The findings in both papers come from the CannTeen study, funded by the Medical Research Council, which is comparing the effects of regular cannabis use among adolescents and adults, while also comparing to age-matched controls (non-users of cannabis), a completely novel design.
The study involved 274 participants, including 76 adolescents (aged 16 and 17) who used cannabis one to seven days per week, alongside similar numbers of adult (aged 26-29) users, and teenage and adult control (comparison) participants, who all answered questions about their cannabis use over the last 12 weeks and responded to questionnaires commonly used to assess symptoms of mental ill health. The cannabis users in the study, on average, used it four times per week. The adolescent and adult users were also carefully matched on gender, ethnicity, and type and strength of cannabis.
The researchers found that adolescent cannabis users were three and a half times as likely to develop severe “cannabis use disorder” (addiction) than adult users, a finding which is in line with previous evidence using different study designs. Cannabis use disorder is defined by symptoms such as, among others: cravings; cannabis use contributing to failures in school or work; heightened tolerance; withdrawal; interpersonal problems caused by or exacerbated by cannabis use; or intending to cut back without success. The researchers found that 50% of the teenage cannabis users studied have six or more cannabis use disorder symptoms, qualifying as severe cannabis use disorder.
Among people of any age, previous studies have found that roughly 9-22% of people who try the drug develop cannabis use disorder, and that risk is higher for people who tried it at a younger age. The increased risk of cannabis addiction during adolescence has now been robustly replicated.
The researchers say that adolescents might be more vulnerable to cannabis addiction because of factors such as increased disruption to relationships with parents and teachers, a hyper-plastic (malleable) brain and developing endocannabinoid system (the part of the nervous system that THC in cannabis acts upon), and an evolving sense of identity and shifting social life.
Adolescent users were more likely than adult users or adolescent non-users to develop psychotic-like symptoms, but the analysis revealed that this is because all adolescents, and all cannabis users, are more likely to newly develop psychotic-like symptoms, rather than cannabis affecting the teenagers differently to adults. In other words, there was no adolescent vulnerability, as the increased risk of psychotic-like symptoms was an additive effect (of the two already known risk factors for psychotic-like symptoms, cannabis use and adolescent age), rather than an interaction between age and cannabis use. The researchers say this fits in with prior evidence that cannabis use may increase the likelihood of developing a psychotic disorder such as schizophrenia, but they warn their study did not investigate the risk of clinical psychosis or schizophrenia.
The researchers found that neither teenage nor adult cannabis users were more likely to develop depressive or anxiety symptoms than non-users.
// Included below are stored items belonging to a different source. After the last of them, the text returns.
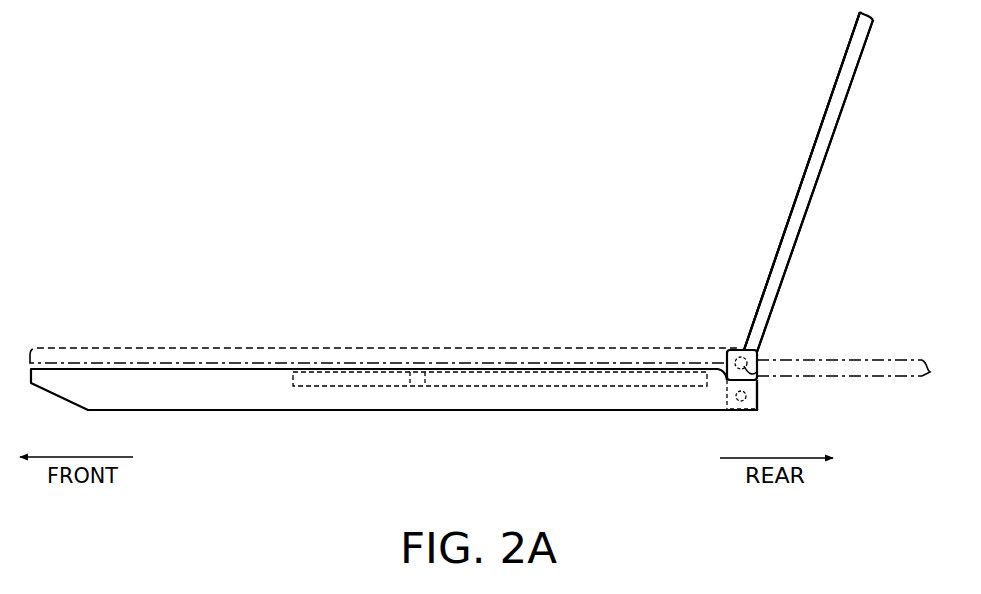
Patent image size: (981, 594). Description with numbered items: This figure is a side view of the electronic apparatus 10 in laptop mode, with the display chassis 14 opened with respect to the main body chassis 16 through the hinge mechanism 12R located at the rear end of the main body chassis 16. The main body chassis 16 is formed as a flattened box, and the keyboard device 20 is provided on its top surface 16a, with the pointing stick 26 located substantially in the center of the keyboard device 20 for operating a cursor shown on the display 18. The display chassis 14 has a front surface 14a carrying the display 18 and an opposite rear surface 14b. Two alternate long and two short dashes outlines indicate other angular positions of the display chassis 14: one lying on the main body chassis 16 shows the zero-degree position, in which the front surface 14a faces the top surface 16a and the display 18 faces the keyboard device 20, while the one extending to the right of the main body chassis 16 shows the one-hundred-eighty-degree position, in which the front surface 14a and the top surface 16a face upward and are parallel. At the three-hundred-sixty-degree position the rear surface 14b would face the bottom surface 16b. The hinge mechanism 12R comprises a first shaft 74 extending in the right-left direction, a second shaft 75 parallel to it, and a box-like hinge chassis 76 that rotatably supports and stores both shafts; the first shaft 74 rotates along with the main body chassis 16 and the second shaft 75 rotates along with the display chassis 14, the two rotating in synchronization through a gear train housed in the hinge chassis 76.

The electronic apparatus 10 is at (302, 135).
The hinge mechanism 12R is at (760, 410).
The display chassis 14 is at (794, 82).
The front surface 14a is at (803, 172).
The rear surface 14b is at (818, 182).
The main body chassis 16 is at (390, 292).
The top surface 16a is at (172, 368).
The bottom surface 16b is at (330, 411).
The display 18 is at (780, 230).
The keyboard device 20 is at (472, 390).
The pointing stick 26 is at (410, 386).
The first shaft 74 is at (727, 410).
The second shaft 75 is at (733, 352).
The hinge chassis 76 is at (763, 370).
Only the adolescents that have severe cannabis use disorder had worse mental health symptoms, but the researchers caution that the small sample size for this group limits their confidence in this finding.
The separate study published in Psychopharmacology found that cannabis users were no more likely to have impaired working memory or impulsivity. Cannabis users were more likely to have poor verbal memory (remembering things said to them); this effect was the same in adults and teenagers, so again there was no adolescent vulnerability. However, the researchers caution that cannabis use could impact school performance during a key developmental stage of life.
The researchers caution that these findings were cross-sectional (only looking at one time point), and that longitudinal analyses of how their participants changed over time are ongoing.